2. Accountable for the study budget: Prepare the overall Study Budget. Leverage support from our Global Capability Centers (Hubs) to monitor budget spending (and initial assumptions taken) during the study to make forecasts, follow expenses/ accruals, identify and evaluate complementary needs. Work with appropriate support teams to ensure final budget reconciliation at study end.  Alert and escalate to the COPL when a deviation to the budget or budget assumptions occurs. 

3. Ensure proper study documentation/availability

• Develop / co-develop with study team members study documents as per SOP: Study Risk Management Plan (SRMP), Monitoring Plan (MP), Study Communication Plan, Training Material, recruitment and retention plan, and study operational materials including memos, study newsletters, specifications of central services, scope of work, operational manual…

• Review study team-developed documents as per SOP, such asstudy id card, protocol, amendments, WSI, eCRF (Case Report Form) and completion guidelines, Centralized Monitoring Plan, committee charters and/or other operational documents as requested to provide operational input.

• Ensure study documentation is properly maintained and archived in the Trial Master File (TMF)

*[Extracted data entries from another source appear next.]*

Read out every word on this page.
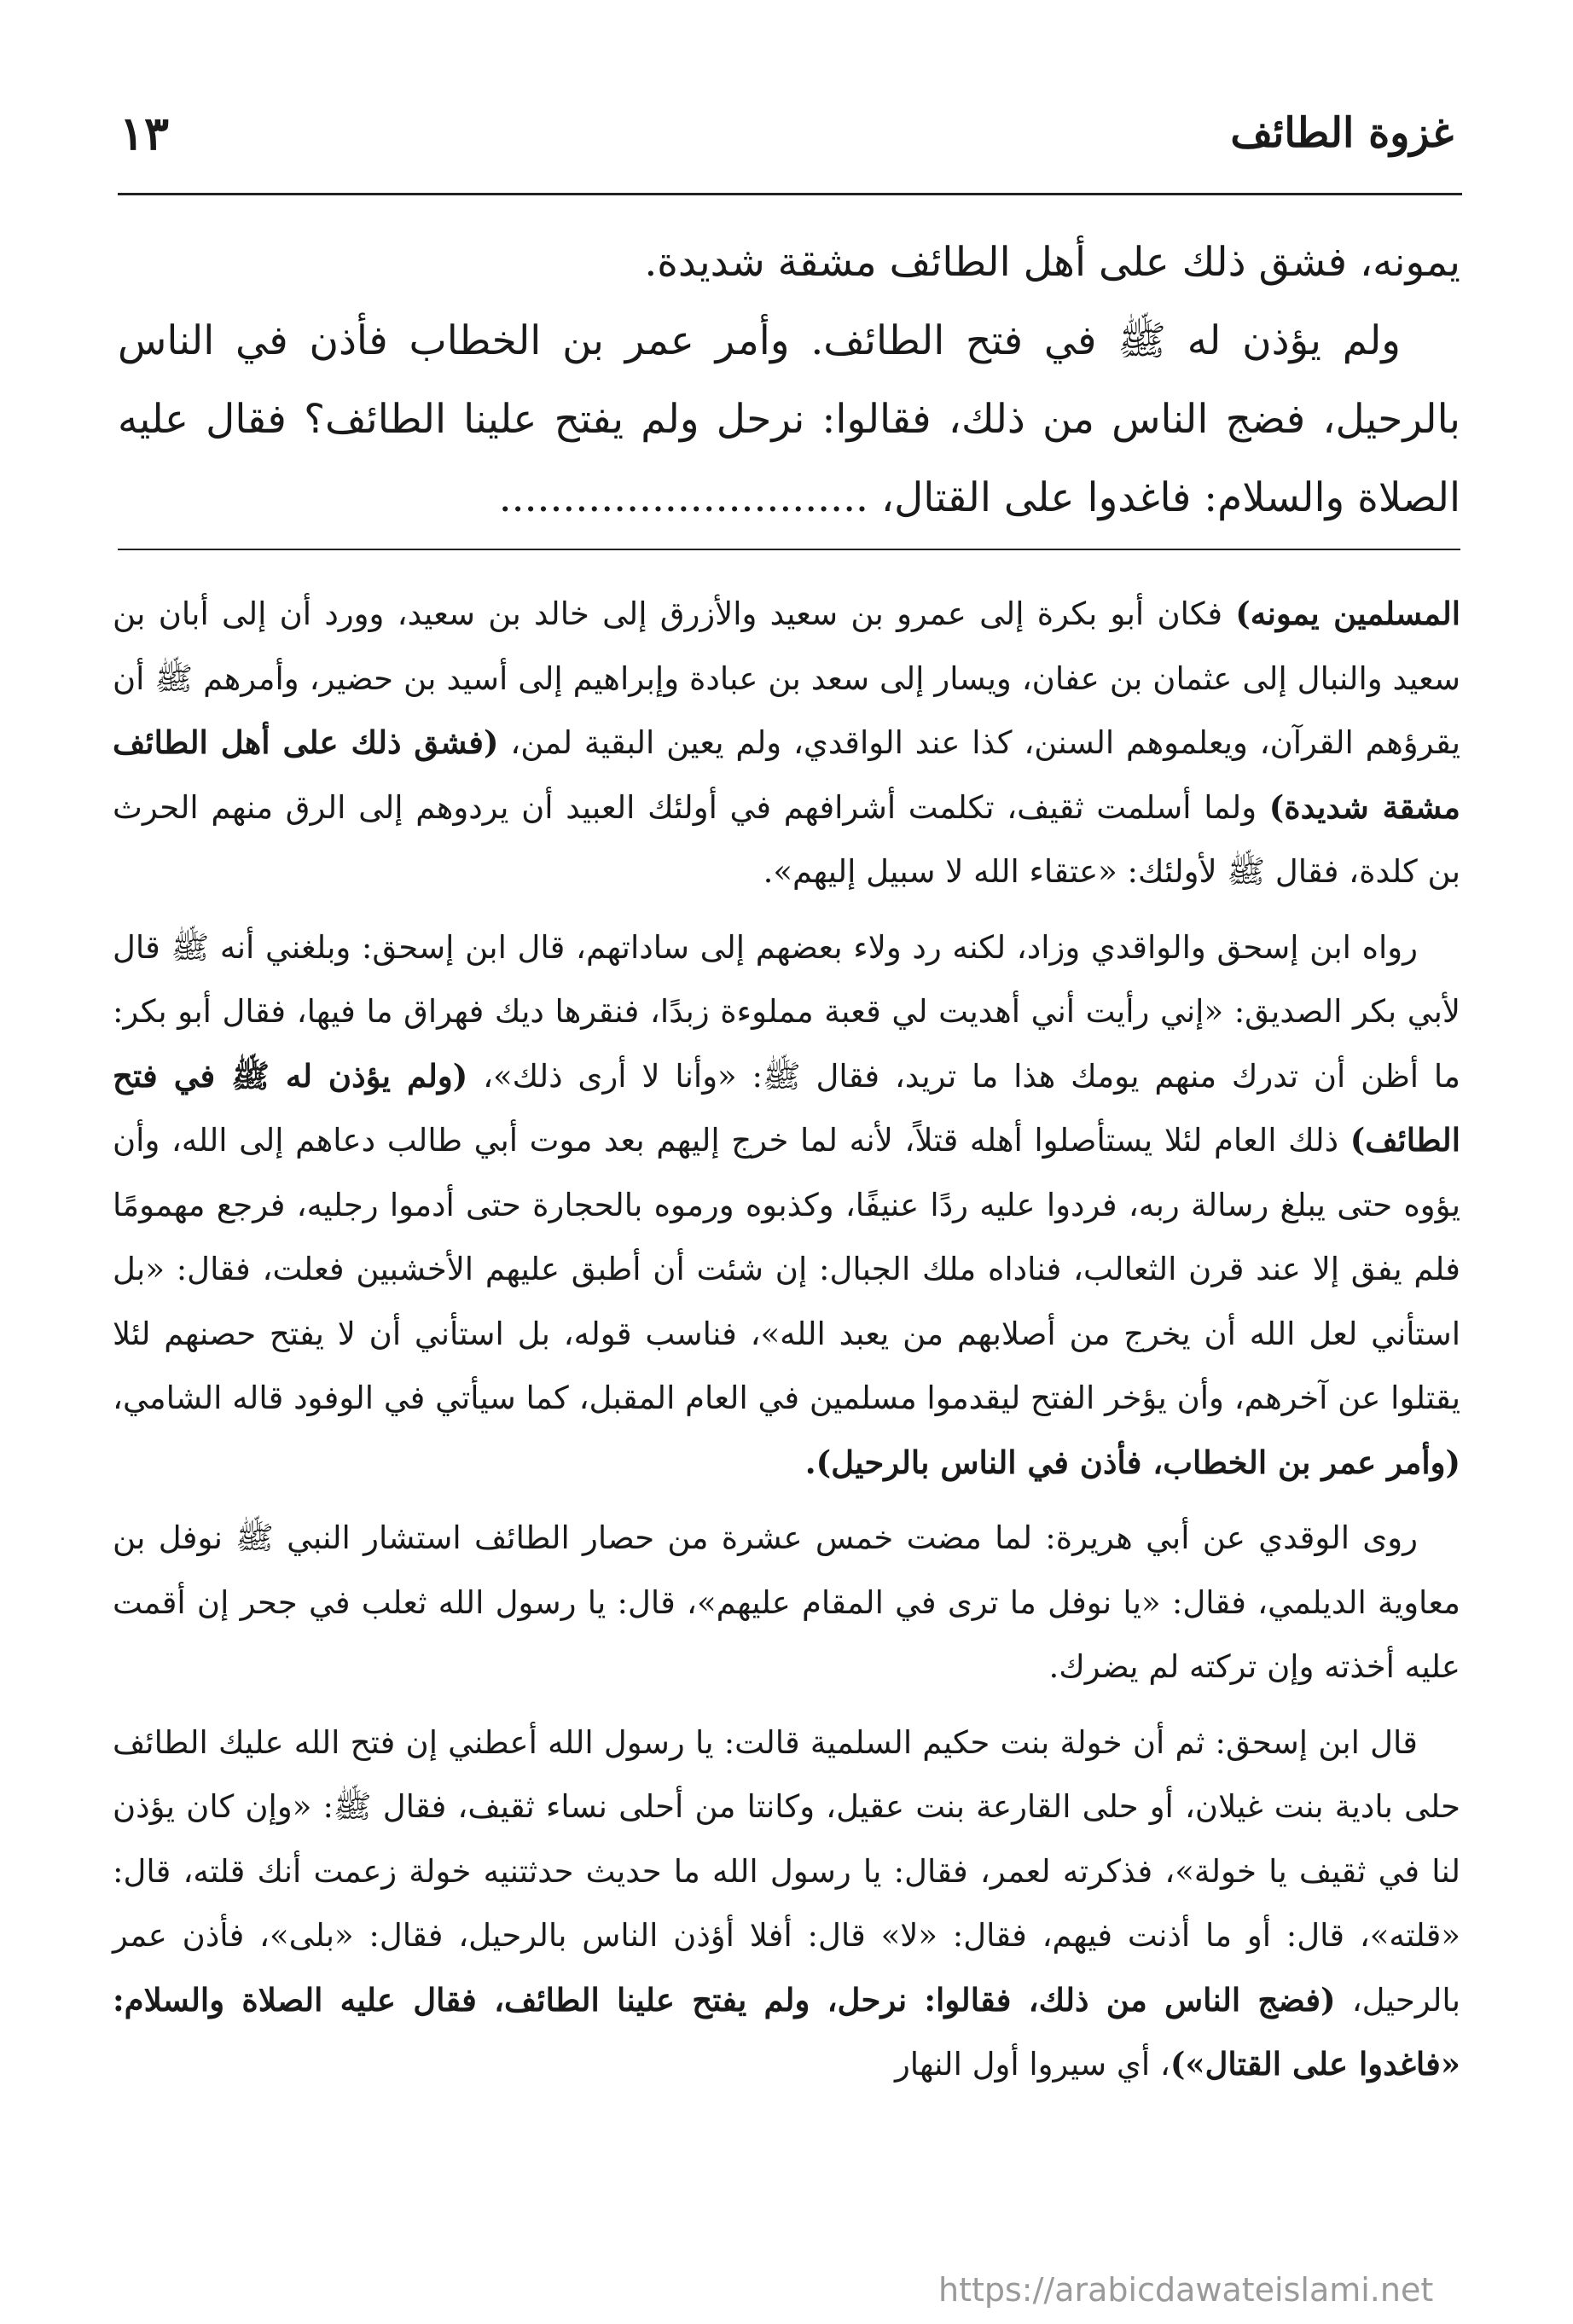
غزوة الطائف
١٣

يمونه، فشق ذلك على أهل الطائف مشقة شديدة.

ولم يؤذن له ﷺ في فتح الطائف. وأمر عمر بن الخطاب فأذن في الناس بالرحيل، فضج الناس من ذلك، فقالوا: نرحل ولم يفتح علينا الطائف؟ فقال عليه الصلاة والسلام: فاغدوا على القتال، .............................

المسلمين يمونه) فكان أبو بكرة إلى عمرو بن سعيد والأزرق إلى خالد بن سعيد، وورد أن إلى أبان بن سعيد والنبال إلى عثمان بن عفان، ويسار إلى سعد بن عبادة وإبراهيم إلى أسيد بن حضير، وأمرهم ﷺ أن يقرؤهم القرآن، ويعلموهم السنن، كذا عند الواقدي، ولم يعين البقية لمن، (فشق ذلك على أهل الطائف مشقة شديدة) ولما أسلمت ثقيف، تكلمت أشرافهم في أولئك العبيد أن يردوهم إلى الرق منهم الحرث بن كلدة، فقال ﷺ لأولئك: «عتقاء الله لا سبيل إليهم».

رواه ابن إسحق والواقدي وزاد، لكنه رد ولاء بعضهم إلى ساداتهم، قال ابن إسحق: وبلغني أنه ﷺ قال لأبي بكر الصديق: «إني رأيت أني أهديت لي قعبة مملوءة زبدًا، فنقرها ديك فهراق ما فيها، فقال أبو بكر: ما أظن أن تدرك منهم يومك هذا ما تريد، فقال ﷺ: «وأنا لا أرى ذلك»، (ولم يؤذن له ﷺ في فتح الطائف) ذلك العام لئلا يستأصلوا أهله قتلاً، لأنه لما خرج إليهم بعد موت أبي طالب دعاهم إلى الله، وأن يؤوه حتى يبلغ رسالة ربه، فردوا عليه ردًا عنيفًا، وكذبوه ورموه بالحجارة حتى أدموا رجليه، فرجع مهمومًا فلم يفق إلا عند قرن الثعالب، فناداه ملك الجبال: إن شئت أن أطبق عليهم الأخشبين فعلت، فقال: «بل استأني لعل الله أن يخرج من أصلابهم من يعبد الله»، فناسب قوله، بل استأني أن لا يفتح حصنهم لئلا يقتلوا عن آخرهم، وأن يؤخر الفتح ليقدموا مسلمين في العام المقبل، كما سيأتي في الوفود قاله الشامي، (وأمر عمر بن الخطاب، فأذن في الناس بالرحيل).

روى الوقدي عن أبي هريرة: لما مضت خمس عشرة من حصار الطائف استشار النبي ﷺ نوفل بن معاوية الديلمي، فقال: «يا نوفل ما ترى في المقام عليهم»، قال: يا رسول الله ثعلب في جحر إن أقمت عليه أخذته وإن تركته لم يضرك.

قال ابن إسحق: ثم أن خولة بنت حكيم السلمية قالت: يا رسول الله أعطني إن فتح الله عليك الطائف حلى بادية بنت غيلان، أو حلى القارعة بنت عقيل، وكانتا من أحلى نساء ثقيف، فقال ﷺ: «وإن كان يؤذن لنا في ثقيف يا خولة»، فذكرته لعمر، فقال: يا رسول الله ما حديث حدثتنيه خولة زعمت أنك قلته، قال: «قلته»، قال: أو ما أذنت فيهم، فقال: «لا» قال: أفلا أؤذن الناس بالرحيل، فقال: «بلى»، فأذن عمر بالرحيل، (فضج الناس من ذلك، فقالوا: نرحل، ولم يفتح علينا الطائف، فقال عليه الصلاة والسلام: «فاغدوا على القتال»)، أي سيروا أول النهار

https://arabicdawateislami.net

4. Preparation and oversight of study audits/inspections: Ensure preparation and proper responses to audit/inspection reports for finding associated to study management. Develop and implement immediate action plans with study team, if needed. Prepare and assist in PAI preparation plan with the PAI project team. Utilize designated tools developed to oversee quality (e.g. CTMS reports, PAI Tools kit) for an Inspection-readiness approach.

About You:

1. Master’s degree (preferred) or bachelor’s degree in scientific discipline or equivalent is required; Project Management Professional certification (optional). Experience of collaborating with several internal teams.

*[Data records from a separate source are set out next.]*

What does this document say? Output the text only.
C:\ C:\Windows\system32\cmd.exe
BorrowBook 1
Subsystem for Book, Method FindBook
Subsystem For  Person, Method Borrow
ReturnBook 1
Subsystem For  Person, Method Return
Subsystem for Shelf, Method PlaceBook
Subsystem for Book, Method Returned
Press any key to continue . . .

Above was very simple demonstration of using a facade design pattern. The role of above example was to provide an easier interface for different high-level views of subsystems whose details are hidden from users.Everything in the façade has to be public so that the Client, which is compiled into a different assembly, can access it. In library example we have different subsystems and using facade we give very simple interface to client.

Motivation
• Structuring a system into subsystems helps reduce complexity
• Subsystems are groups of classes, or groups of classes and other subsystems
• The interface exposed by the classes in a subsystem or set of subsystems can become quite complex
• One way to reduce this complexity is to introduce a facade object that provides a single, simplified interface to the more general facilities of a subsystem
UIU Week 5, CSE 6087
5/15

2. Significant experience in clinical operations and managing clinical studies with strong project management and project leadership skills.

3. Solid knowledge of clinical development, GCP & ICH guidelines, regulations by major regulatory bodies such as FDA (Food and Drug Administration) and EMA (European Medicines Agency), and SOPs/ QDs.

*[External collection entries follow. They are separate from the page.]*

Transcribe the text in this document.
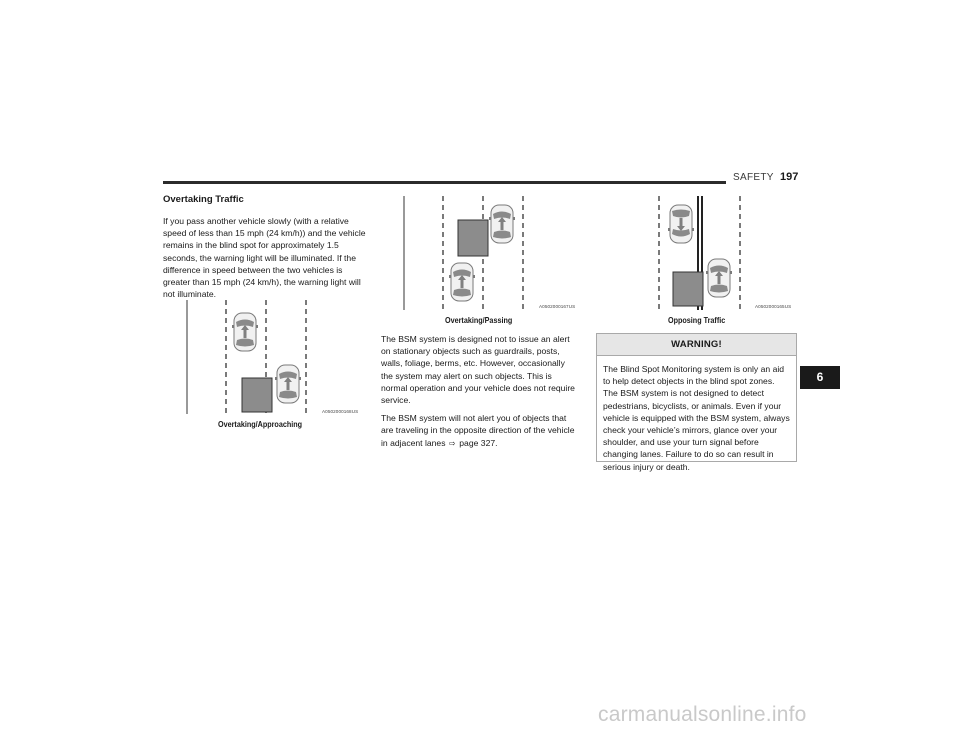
SAFETY 197

Overtaking Traffic

If you pass another vehicle slowly (with a relative speed of less than 15 mph (24 km/h)) and the vehicle remains in the blind spot for approximately 1.5 seconds, the warning light will be illuminated. If the difference in speed between the two vehicles is greater than 15 mph (24 km/h), the warning light will not illuminate.

Overtaking/Approaching
A0502000168US
Overtaking/Passing
A0502000167US
Opposing Traffic
A0502000165US

The BSM system is designed not to issue an alert on stationary objects such as guardrails, posts, walls, foliage, berms, etc. However, occasionally the system may alert on such objects. This is normal operation and your vehicle does not require service.

The BSM system will not alert you of objects that are traveling in the opposite direction of the vehicle in adjacent lanes ⇨ page 327.

WARNING!
The Blind Spot Monitoring system is only an aid to help detect objects in the blind spot zones. The BSM system is not designed to detect pedestrians, bicyclists, or animals. Even if your vehicle is equipped with the BSM system, always check your vehicle’s mirrors, glance over your shoulder, and use your turn signal before changing lanes. Failure to do so can result in serious injury or death.
6
carmanualsonline.info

4.  Strong ability to act as a project leader of a cross-function Clinical Study Team without direct reporting lines, thus being able to efficiently lead and collaborate in a matrixed environment.

5. Strong in decision making, thoughtful risk-taking and problem-solving skills. Strong critical thinking skills;able to identify and anticipate study risks.

6. Agile and able to deal with frequent changes, delays or unexpected events in clinical studies. Strong ability to lead transformation.

7. Excellent written and verbal communication skills. Strong influencing skills to effectively build relationships with internal and external stakeholders.

8. English language skill: ability to exchange fluently (incl. negotiation), lead international meetings, write meeting minutes/ emails/ study documents, and present well in internal & external forums.